Our love for pies is strong, as you’ve probably gathered by now, but we didn’t really realize just how excited we could get about a new (to us) discovery. Perfectly imperfect, chunky graham cracker crust, lightly sweetened cream cheese filling, topped with a jewel-colored, homemade raspberry jam layer…this raspberry cream pie is almost too good to be true!
INGREDIENTS
- Crust:
- 2 cups (about 1 sleeve) graham cracker crumbs
- 1/4 cup sugar
- 6 tablespoons unsalted butter, melted
- 1/4 teaspoon salt
- Raspberry Topping:
- 1 pint fresh raspberries
- 1 1/4 cups sugar
- 6 tablespoons cornstarch
- 1/8 teaspoon salt
- 2 cups water, divided
- 4 tablespoons corn syrup
- 1/2 teaspoon vanilla extract
- Cream Cheese Filling:
- 1 (8 oz.) package cream cheese, room temperature
- 2/3 cup powdered sugar
- 1/2 (8 oz.) container frozen whipped topping, thawed
- 1 teaspoon vanilla extract
- Whipped cream, garnish
DIRECTIONS:
- Preheat oven to 375º F and lightly grease a deep, 9-inch pie pan.

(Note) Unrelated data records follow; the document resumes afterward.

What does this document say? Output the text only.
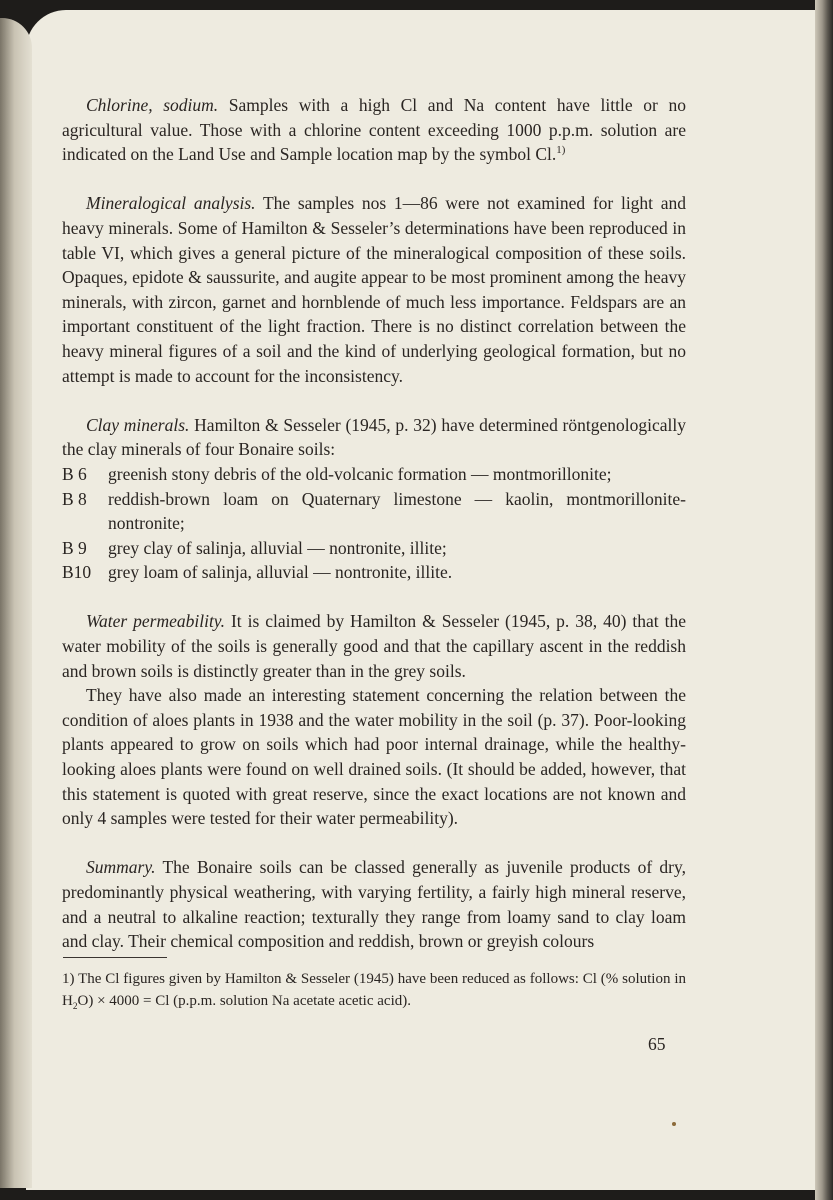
Chlorine, sodium. Samples with a high Cl and Na content have little or no agricultural value. Those with a chlorine content exceeding 1000 p.p.m. solution are indicated on the Land Use and Sample location map by the symbol Cl.$^{1)}$

Mineralogical analysis. The samples nos 1—86 were not examined for light and heavy minerals. Some of Hamilton & Sesseler’s determinations have been reproduced in table VI, which gives a general picture of the mineralogical composition of these soils. Opaques, epidote & saussurite, and augite appear to be most prominent among the heavy minerals, with zircon, garnet and hornblende of much less importance. Feldspars are an important constituent of the light fraction. There is no distinct correlation between the heavy mineral figures of a soil and the kind of underlying geological formation, but no attempt is made to account for the inconsistency.

Clay minerals. Hamilton & Sesseler (1945, p. 32) have determined röntgenologically the clay minerals of four Bonaire soils:

B 6	greenish stony debris of the old-volcanic formation — montmorillonite;
B 8	reddish-brown loam on Quaternary limestone — kaolin, montmorillonite-nontronite;
B 9	grey clay of salinja, alluvial — nontronite, illite;
B10 grey loam of salinja, alluvial — nontronite, illite.

Water permeability. It is claimed by Hamilton & Sesseler (1945, p. 38, 40) that the water mobility of the soils is generally good and that the capillary ascent in the reddish and brown soils is distinctly greater than in the grey soils.

They have also made an interesting statement concerning the relation between the condition of aloes plants in 1938 and the water mobility in the soil (p. 37). Poor-looking plants appeared to grow on soils which had poor internal drainage, while the healthy-looking aloes plants were found on well drained soils. (It should be added, however, that this statement is quoted with great reserve, since the exact locations are not known and only 4 samples were tested for their water permeability).

Summary. The Bonaire soils can be classed generally as juvenile products of dry, predominantly physical weathering, with varying fertility, a fairly high mineral reserve, and a neutral to alkaline reaction; texturally they range from loamy sand to clay loam and clay. Their chemical composition and reddish, brown or greyish colours

1) The Cl figures given by Hamilton & Sesseler (1945) have been reduced as follows: Cl (% solution in $H_2O) \times 4000 = Cl$ (p.p.m. solution Na acetate acetic acid).
65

- In a large bowl, stir together graham cracker crumbs, sugar, salt and melted butter until mixture resembles damp sand. Press mixture into greased pie pan, then place in oven and bake for 6-8 minutes. Remove from oven and let cool.
- In a medium saucepan over medium heat, whisk together sugar, cornstarch and salt, then whisk in 1/2 cup water.
- Once everything is combined, whisk in remaining water, corn syrup and raspberries. Cook, stirring continuously, until thickened, making sure mixture does not come to a boil.
- Once thickened, remove mixture from heat and let cool.
- In a large bowl, beat cream cheese until fluffy. Mix in softened frozen whipped topping and powdered sugar until combined, then beat in vanilla extract until incorporated.
- Spread cream cheese filling over cooled graham cracker crust, then carefully pour or spoon raspberry topping on top of cream cheese layer.
- Smooth into an even layer and place in refrigerator to set. 2-4 hours.